It is not an oxymoron, nor a quote from Yogi Berra.
Real Blackbodies do not exist, at least on Earth. Only approximations or simulations are real. We use them to calibrate IR Thermometers, Radiation Pyrometers and Thermal Imagers.
Technically they should have a spectral emissivity very close to 1.0. How close, you might ask? Read on.
Max Planck needed the concept of a perfect absorber of electromagnetic, thermal radiation to develop his theory of Thermal Emission of Radiation in 1899. Fortunately, Gustav Kirchhoff had already develped the foundation for them forty years earlier.
A perfect blackbody is perfectly absorbing to all the thermal radiation incident upon it. For that reason it had, necessarily, to be opaque and non-reflecting.
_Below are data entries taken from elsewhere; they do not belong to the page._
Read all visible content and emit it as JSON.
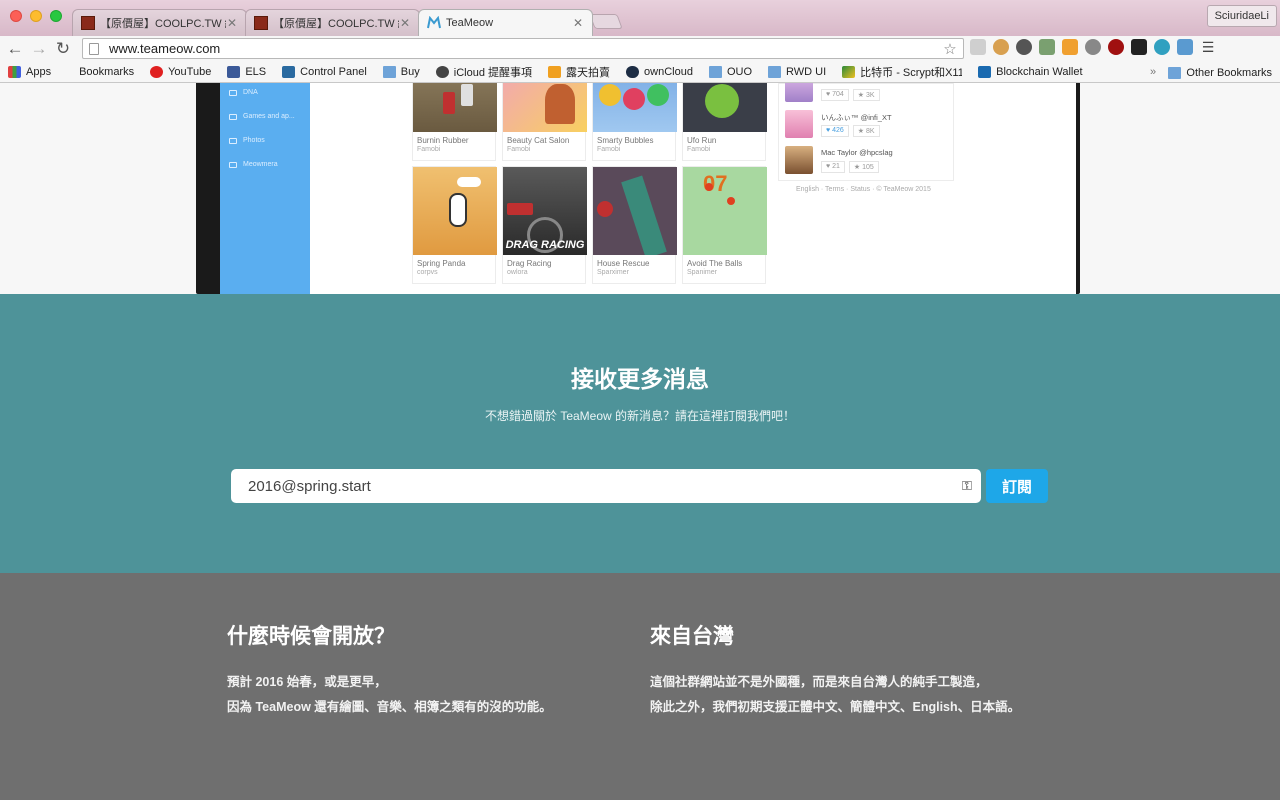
{
  "browser": {
    "tabs": [
      {
        "title": "【原價屋】COOLPC.TW 線..."
      },
      {
        "title": "【原價屋】COOLPC.TW 線..."
      },
      {
        "title": "TeaMeow"
      }
    ],
    "profile": "SciuridaeLi",
    "url": "www.teameow.com",
    "bookmarks": [
      {
        "label": "Apps",
        "icon": "apps-grid-icon"
      },
      {
        "label": "Bookmarks",
        "icon": "bookmark-icon"
      },
      {
        "label": "YouTube",
        "icon": "youtube-icon"
      },
      {
        "label": "ELS",
        "icon": "facebook-icon"
      },
      {
        "label": "Control Panel",
        "icon": "control-panel-icon"
      },
      {
        "label": "Buy",
        "icon": "folder-icon"
      },
      {
        "label": "iCloud 提醒事項",
        "icon": "apple-icon"
      },
      {
        "label": "露天拍賣",
        "icon": "ruten-icon"
      },
      {
        "label": "ownCloud",
        "icon": "owncloud-icon"
      },
      {
        "label": "OUO",
        "icon": "folder-icon"
      },
      {
        "label": "RWD UI",
        "icon": "folder-icon"
      },
      {
        "label": "比特币 - Scrypt和X11",
        "icon": "chart-icon"
      },
      {
        "label": "Blockchain Wallet",
        "icon": "blockchain-icon"
      }
    ],
    "other_bookmarks": "Other Bookmarks",
    "overflow": "»"
  },
  "preview": {
    "sidebar_items": [
      "DNA",
      "Games and ap...",
      "Photos",
      "Meowmera"
    ],
    "games": [
      {
        "name": "Burnin Rubber",
        "author": "Famobi"
      },
      {
        "name": "Beauty Cat Salon",
        "author": "Famobi"
      },
      {
        "name": "Smarty Bubbles",
        "author": "Famobi"
      },
      {
        "name": "Ufo Run",
        "author": "Famobi"
      },
      {
        "name": "Spring Panda",
        "author": "corpvs"
      },
      {
        "name": "Drag Racing",
        "author": "owlora"
      },
      {
        "name": "House Rescue",
        "author": "Sparximer"
      },
      {
        "name": "Avoid The Balls",
        "author": "Spanimer"
      }
    ],
    "drag_racing_text": "DRAG RACING",
    "users": [
      {
        "name": "",
        "likes": "704",
        "stars": "3K"
      },
      {
        "name": "いんふぃ™ @infi_XT",
        "likes": "426",
        "stars": "8K"
      },
      {
        "name": "Mac Taylor @hpcslag",
        "likes": "21",
        "stars": "105"
      }
    ],
    "footer": "English · Terms · Status · © TeaMeow 2015"
  },
  "subscribe": {
    "title": "接收更多消息",
    "description": "不想錯過關於 TeaMeow 的新消息？請在這裡訂閱我們吧！",
    "input_value": "2016@spring.start",
    "button_label": "訂閱"
  },
  "info": {
    "when": {
      "title": "什麼時候會開放？",
      "line1": "預計 2016 始春，或是更早，",
      "line2": "因為 TeaMeow 還有繪圖、音樂、相簿之類有的沒的功能。"
    },
    "taiwan": {
      "title": "來自台灣",
      "line1": "這個社群網站並不是外國種，而是來自台灣人的純手工製造，",
      "line2": "除此之外，我們初期支援正體中文、簡體中文、English、日本語。"
    }
  },
  "colors": {
    "subscribe_bg": "#4e9399",
    "info_bg": "#6f6f6f",
    "button_bg": "#1ea7e8",
    "sidebar_bg": "#5aaef0"
  }
}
By logical reasoning, it was also clear that the same device had to be a perfect emitter of thermal radiation related to its absolute temperature, that is, temperature on the Absolute or Kelvin Temperature Scale.
There are several radiation equations or "Laws" that have been developed to describe the physics of thermal emission properties. They are well explained in a number of texts and shown in some detail in the online Hyper Physics website.
In an online Java applet, one can see visually also the three main radiation laws in graphic action; the temperature on the screen is shown on a column in a thermometer on the right side, and you can change it by clicking and/or dragging on it with your mouse.
If someone asks about the color of a blackbody, you can always refer them to this great set of webpages by Mitchell Charity at MIT.
They show both the temperature from 1000 K to 29,800 K (of course below about 700 K blackbodies actually look black to the human eye) . As can be seen on this page, red, white and blue blackbodies are possible!
There aren't many 29,800 K blackbodies on Earth, but astronomers & AstroPhysicists see them all the time. How do you think they measure the temperatures of stars?
So, now you know, there can be both Red and Blue Blackbodies!
The devices used by calibration laboratories to calibrate and check the calibration of IR Thermometers, Radiation Thermometers and Infrared Thermal Imagers are not perfect (and seldom Blue, but often appearing Black, Red, Orange, Yellow and even White), but they can be very close to perfect.
The closer to perfection, the higher the cost of them also.
A blackbody having a spectral emissivity of 0.99 would have, at best, an error of about ± 1% in emitted thermal radiation or radiance, at a stable operating temperature and could be used to calibrate Infrared Thermometers.
The thermometers would be limited in their calibration uncertainty, since the radiance they emit would be uncertain to at least ± 1%.
Depending upon the radiance to temperature relationship for the temperature in question, that could mean a bigger or smaller effective temperature calibration uncertainty that could be assigned to a thermometer being calibrated.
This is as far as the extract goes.